Apa ciri-ciri dari orang bijak?

- Senantiasa memerhatikan dengan seksama cara hidupnya. Jangan nekat ‘menabrak’ ketentuan meskipun tidak tertulis tetapi menjadi budaya di satu tempat. Memang perlu dicek apakah budaya itu Alkitabiah atau tidak; kalau sudah Alkitabiah masih ditabrak ini menunjukkan kita benar-benar hidup sembrono.

- Memakai waktu dengan maksimal tanpa menunda-nunda dalam melakukan perbuatan baik dan benar.

- Menyadari bila hari-hari makin bertambah jahat. Kejahatan dan kenajisan makin marak, anak muda-remaja membunuh dengan sadis hanya masalah sepele, memperkosa beramai-ramai tanpa manusiawi dst. Kita harus selalu berdoa buat anak cucu kita agar senantiasa dalam perlindungan Tuhan.

- Berusaha mengerti kehendak Tuhan. Orang bijak tidak bertindak semaunya sendiri tetapi berusaha mengerti apa maunya Tuhan dalam hidupnya. Alkitab memberitahu kehendak Tuhan dan jalan keluar jika kita menghadapi masalah. Jangan mudah mengeluarkan kata-kata “cerai” jika suami-istri ada konflik!

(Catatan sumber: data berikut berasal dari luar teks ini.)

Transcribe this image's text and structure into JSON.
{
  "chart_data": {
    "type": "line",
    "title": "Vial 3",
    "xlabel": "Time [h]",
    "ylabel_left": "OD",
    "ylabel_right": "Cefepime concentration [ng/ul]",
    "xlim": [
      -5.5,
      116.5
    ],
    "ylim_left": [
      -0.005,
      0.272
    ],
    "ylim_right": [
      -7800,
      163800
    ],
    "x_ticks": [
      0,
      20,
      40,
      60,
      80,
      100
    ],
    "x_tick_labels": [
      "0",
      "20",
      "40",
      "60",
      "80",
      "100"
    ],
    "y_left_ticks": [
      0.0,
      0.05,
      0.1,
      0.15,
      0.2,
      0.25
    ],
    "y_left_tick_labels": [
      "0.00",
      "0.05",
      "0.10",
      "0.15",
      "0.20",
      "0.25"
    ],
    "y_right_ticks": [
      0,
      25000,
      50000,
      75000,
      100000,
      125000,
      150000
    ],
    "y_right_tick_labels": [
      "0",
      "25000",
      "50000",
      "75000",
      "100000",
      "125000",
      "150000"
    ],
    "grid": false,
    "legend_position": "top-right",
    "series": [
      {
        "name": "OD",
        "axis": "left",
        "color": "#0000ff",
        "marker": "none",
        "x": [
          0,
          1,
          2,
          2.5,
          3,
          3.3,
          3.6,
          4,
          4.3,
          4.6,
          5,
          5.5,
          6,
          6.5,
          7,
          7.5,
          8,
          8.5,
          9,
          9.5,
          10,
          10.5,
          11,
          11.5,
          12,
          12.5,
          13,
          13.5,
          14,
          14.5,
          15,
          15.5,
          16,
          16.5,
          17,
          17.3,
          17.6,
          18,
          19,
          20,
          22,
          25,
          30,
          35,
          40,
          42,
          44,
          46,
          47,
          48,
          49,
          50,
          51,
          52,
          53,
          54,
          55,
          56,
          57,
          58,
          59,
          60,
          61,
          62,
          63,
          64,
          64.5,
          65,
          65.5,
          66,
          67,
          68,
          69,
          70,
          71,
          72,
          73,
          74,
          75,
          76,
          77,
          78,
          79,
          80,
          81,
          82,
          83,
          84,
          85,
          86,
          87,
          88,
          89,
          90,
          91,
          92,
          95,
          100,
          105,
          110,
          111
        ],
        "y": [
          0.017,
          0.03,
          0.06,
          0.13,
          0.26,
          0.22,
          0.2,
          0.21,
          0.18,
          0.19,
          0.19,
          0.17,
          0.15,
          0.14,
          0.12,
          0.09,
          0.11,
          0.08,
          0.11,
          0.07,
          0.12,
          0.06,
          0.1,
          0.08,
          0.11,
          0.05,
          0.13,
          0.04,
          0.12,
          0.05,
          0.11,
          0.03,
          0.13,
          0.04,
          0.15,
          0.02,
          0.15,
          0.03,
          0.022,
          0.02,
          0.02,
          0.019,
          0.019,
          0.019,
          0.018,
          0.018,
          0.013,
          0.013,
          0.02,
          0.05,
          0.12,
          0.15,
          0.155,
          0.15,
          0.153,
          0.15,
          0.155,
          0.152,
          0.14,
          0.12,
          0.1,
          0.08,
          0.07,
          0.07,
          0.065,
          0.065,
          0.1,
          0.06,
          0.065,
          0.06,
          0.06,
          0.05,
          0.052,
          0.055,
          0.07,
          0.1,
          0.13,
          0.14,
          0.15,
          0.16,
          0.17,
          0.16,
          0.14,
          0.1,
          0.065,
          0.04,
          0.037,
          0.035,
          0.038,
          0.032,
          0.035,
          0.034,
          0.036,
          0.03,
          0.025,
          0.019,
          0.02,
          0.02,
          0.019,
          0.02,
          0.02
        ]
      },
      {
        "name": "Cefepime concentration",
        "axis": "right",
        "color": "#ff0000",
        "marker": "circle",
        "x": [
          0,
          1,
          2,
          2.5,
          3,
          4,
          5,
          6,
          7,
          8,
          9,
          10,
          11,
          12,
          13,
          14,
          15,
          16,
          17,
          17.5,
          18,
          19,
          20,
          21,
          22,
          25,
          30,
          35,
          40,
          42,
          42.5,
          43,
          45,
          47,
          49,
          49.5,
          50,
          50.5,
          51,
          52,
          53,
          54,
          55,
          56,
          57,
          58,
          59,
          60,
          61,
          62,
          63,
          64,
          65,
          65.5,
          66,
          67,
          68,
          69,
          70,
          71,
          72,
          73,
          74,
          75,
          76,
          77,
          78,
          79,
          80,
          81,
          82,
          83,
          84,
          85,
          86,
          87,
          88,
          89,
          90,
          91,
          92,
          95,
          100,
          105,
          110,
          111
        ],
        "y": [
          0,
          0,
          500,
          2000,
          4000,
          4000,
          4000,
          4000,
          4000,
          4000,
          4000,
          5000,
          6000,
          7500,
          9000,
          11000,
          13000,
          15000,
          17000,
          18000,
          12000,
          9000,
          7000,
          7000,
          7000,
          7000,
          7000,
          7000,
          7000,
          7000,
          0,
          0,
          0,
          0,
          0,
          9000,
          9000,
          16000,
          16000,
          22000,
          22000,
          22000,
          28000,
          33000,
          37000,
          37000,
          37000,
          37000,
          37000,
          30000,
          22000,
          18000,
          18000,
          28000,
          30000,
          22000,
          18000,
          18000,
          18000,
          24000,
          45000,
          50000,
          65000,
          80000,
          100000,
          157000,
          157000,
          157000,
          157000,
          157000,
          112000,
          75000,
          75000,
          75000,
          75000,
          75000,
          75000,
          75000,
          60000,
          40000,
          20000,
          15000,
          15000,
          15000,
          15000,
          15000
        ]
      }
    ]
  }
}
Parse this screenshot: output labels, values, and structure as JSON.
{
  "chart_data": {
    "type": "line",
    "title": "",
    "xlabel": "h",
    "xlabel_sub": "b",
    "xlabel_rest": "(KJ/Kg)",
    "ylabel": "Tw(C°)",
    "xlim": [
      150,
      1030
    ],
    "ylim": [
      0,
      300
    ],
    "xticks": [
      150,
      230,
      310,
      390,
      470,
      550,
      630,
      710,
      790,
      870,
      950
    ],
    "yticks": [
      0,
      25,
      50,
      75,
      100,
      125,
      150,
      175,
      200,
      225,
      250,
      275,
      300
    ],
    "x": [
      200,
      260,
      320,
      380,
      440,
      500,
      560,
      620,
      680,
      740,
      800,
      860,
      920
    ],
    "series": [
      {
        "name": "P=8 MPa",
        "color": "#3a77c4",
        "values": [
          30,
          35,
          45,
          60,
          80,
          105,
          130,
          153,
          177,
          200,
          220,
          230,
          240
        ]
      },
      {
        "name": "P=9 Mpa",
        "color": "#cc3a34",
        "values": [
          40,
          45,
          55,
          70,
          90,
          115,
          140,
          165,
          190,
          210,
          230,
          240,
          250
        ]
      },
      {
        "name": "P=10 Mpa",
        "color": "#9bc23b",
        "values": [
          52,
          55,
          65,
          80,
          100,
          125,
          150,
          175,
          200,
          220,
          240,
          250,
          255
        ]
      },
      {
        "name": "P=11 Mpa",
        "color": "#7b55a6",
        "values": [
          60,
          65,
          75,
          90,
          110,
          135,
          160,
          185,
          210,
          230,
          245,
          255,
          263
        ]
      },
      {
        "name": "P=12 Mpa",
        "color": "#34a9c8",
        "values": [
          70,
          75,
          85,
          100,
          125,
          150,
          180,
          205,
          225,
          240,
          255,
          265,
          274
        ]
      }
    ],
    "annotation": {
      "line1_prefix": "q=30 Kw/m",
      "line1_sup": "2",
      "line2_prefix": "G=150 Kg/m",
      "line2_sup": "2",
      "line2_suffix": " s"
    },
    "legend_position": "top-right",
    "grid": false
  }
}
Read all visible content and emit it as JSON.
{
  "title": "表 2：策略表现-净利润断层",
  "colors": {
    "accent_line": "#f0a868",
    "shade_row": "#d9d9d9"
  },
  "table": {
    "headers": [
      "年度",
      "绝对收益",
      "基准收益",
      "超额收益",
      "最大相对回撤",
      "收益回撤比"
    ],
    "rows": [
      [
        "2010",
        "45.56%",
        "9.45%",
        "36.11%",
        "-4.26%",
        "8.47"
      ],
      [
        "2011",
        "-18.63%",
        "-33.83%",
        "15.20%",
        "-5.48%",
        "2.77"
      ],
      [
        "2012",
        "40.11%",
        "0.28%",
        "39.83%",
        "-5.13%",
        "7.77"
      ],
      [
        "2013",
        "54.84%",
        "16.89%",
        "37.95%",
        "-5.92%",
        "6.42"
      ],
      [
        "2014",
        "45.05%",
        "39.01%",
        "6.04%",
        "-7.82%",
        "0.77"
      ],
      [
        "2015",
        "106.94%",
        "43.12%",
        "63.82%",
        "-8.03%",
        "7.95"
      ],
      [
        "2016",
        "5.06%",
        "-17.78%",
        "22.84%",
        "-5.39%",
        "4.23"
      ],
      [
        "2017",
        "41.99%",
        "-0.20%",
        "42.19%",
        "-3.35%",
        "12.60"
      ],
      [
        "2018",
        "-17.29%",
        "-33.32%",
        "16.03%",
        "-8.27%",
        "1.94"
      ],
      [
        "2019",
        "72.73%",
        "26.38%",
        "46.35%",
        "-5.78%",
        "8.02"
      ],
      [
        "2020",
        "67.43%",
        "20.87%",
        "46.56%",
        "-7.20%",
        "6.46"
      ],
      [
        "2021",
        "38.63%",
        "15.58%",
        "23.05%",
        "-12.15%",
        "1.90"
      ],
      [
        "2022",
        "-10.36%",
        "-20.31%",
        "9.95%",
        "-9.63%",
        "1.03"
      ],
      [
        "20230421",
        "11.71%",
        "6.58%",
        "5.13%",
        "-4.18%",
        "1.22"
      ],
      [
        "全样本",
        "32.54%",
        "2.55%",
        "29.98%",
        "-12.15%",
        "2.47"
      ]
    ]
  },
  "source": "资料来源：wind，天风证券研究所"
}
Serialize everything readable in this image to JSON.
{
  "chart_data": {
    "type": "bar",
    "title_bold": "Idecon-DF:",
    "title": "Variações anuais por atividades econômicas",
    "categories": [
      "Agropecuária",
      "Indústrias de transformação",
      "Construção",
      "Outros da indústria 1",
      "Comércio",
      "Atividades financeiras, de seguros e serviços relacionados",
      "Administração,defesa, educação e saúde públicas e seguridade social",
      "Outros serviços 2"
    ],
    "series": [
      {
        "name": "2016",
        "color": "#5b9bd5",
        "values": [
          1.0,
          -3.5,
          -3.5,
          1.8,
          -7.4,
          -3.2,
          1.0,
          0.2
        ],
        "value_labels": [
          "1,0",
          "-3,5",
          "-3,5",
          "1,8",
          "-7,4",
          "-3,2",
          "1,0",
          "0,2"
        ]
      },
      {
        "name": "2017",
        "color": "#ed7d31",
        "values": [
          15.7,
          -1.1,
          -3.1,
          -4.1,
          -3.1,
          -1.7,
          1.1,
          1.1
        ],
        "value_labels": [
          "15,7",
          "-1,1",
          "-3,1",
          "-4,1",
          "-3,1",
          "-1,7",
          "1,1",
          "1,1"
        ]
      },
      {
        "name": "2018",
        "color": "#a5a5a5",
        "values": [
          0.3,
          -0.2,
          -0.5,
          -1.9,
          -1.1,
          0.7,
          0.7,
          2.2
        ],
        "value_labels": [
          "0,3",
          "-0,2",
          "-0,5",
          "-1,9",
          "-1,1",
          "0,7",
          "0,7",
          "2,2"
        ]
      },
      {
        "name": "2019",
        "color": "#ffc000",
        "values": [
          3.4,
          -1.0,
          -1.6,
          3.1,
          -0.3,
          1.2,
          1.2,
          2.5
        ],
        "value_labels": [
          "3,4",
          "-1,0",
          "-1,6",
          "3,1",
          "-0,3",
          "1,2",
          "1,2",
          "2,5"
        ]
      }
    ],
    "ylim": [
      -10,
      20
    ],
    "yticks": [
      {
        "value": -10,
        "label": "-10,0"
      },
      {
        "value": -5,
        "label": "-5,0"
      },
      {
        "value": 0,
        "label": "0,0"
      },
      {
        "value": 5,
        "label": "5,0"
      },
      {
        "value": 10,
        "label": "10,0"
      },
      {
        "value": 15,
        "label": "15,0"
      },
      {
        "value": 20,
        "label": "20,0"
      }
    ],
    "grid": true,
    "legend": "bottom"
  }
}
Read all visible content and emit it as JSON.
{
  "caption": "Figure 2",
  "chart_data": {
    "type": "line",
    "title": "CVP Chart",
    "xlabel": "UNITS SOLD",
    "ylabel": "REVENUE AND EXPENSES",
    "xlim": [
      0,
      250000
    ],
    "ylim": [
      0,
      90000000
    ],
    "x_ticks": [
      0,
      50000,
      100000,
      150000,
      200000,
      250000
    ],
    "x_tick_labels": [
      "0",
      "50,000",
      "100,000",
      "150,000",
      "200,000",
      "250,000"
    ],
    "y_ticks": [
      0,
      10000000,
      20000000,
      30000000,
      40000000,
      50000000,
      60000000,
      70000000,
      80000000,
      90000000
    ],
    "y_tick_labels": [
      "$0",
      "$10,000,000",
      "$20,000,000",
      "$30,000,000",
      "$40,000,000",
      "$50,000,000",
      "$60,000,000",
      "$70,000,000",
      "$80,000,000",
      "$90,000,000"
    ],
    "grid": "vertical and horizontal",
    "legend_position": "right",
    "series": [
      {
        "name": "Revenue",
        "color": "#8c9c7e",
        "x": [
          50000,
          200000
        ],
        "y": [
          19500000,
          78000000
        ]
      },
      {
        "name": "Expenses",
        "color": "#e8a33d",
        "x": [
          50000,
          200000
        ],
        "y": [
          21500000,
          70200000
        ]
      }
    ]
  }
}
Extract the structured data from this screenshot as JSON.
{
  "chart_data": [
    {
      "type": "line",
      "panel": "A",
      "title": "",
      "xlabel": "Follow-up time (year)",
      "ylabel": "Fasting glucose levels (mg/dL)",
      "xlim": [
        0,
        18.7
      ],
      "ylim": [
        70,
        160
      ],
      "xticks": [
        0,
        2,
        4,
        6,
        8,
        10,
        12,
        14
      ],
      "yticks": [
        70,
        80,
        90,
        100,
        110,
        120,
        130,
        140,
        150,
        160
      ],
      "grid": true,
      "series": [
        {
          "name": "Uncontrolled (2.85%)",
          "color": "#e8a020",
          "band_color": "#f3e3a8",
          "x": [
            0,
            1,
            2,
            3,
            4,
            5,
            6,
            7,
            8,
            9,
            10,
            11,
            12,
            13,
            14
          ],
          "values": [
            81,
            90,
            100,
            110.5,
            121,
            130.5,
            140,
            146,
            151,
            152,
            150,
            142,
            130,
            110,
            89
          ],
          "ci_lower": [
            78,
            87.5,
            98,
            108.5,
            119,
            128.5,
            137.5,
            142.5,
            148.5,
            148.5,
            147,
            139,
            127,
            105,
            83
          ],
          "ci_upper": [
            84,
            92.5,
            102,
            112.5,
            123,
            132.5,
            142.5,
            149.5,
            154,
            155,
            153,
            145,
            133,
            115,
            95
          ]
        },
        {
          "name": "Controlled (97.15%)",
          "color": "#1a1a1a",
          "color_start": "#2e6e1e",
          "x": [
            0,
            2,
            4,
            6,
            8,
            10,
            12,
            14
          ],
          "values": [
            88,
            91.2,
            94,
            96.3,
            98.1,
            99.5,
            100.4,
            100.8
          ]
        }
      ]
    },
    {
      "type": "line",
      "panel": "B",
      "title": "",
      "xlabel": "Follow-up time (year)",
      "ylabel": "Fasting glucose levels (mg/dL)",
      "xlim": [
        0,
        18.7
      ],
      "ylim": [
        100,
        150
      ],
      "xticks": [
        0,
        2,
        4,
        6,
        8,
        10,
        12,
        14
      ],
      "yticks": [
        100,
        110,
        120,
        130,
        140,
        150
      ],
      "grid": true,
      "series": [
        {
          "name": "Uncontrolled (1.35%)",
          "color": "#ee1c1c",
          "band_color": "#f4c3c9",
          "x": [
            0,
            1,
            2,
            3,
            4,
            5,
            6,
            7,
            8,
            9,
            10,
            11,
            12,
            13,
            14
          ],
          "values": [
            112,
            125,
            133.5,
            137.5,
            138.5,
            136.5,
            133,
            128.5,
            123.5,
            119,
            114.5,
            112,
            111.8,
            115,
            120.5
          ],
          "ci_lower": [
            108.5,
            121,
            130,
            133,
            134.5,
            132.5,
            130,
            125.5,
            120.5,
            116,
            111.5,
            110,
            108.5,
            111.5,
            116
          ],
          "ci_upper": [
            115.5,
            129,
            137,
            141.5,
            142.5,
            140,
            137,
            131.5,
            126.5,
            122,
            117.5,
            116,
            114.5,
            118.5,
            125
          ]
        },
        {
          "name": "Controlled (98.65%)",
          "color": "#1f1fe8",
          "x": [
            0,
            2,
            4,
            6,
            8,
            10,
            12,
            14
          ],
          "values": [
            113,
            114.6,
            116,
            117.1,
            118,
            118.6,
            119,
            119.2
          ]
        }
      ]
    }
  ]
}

  • Penuh dengan Roh (Ef. 5:18-20).

Apa yang dimaksud hidup penuh dengan Roh?

- Tidak melakukan perbuatan yang menimbulkan/memancing hawa nafsu. Waspada ter-hadap penggunaan HP dengan gambar maupun guyonan jorok yang menimbulkan hawa nafsu.

- Perkataannya mengandung mazmur, kidung pujian dan nyanyian rohani. Mending bagi suami mendengar istri bersenandung lagu rohani meskipun fals ketimbang omelan-omelan di pagi hari.

- Senantiasa mengucap syukur atas segala sesuatu.

Alkitab telah memberikan kiat (cara) bagaimana istri dapat tunduk kepada suami dalam segala sesuatu dan suami dapat mengasihi istri seperti diri sendiri. Kalau suami-istri sungguh-sungguh mempraktikkan kiat ini, dipastikan kehidupan nikah mereka bersuasanakan Surga penuh dengan damai sejahtera dan kasih. Amin.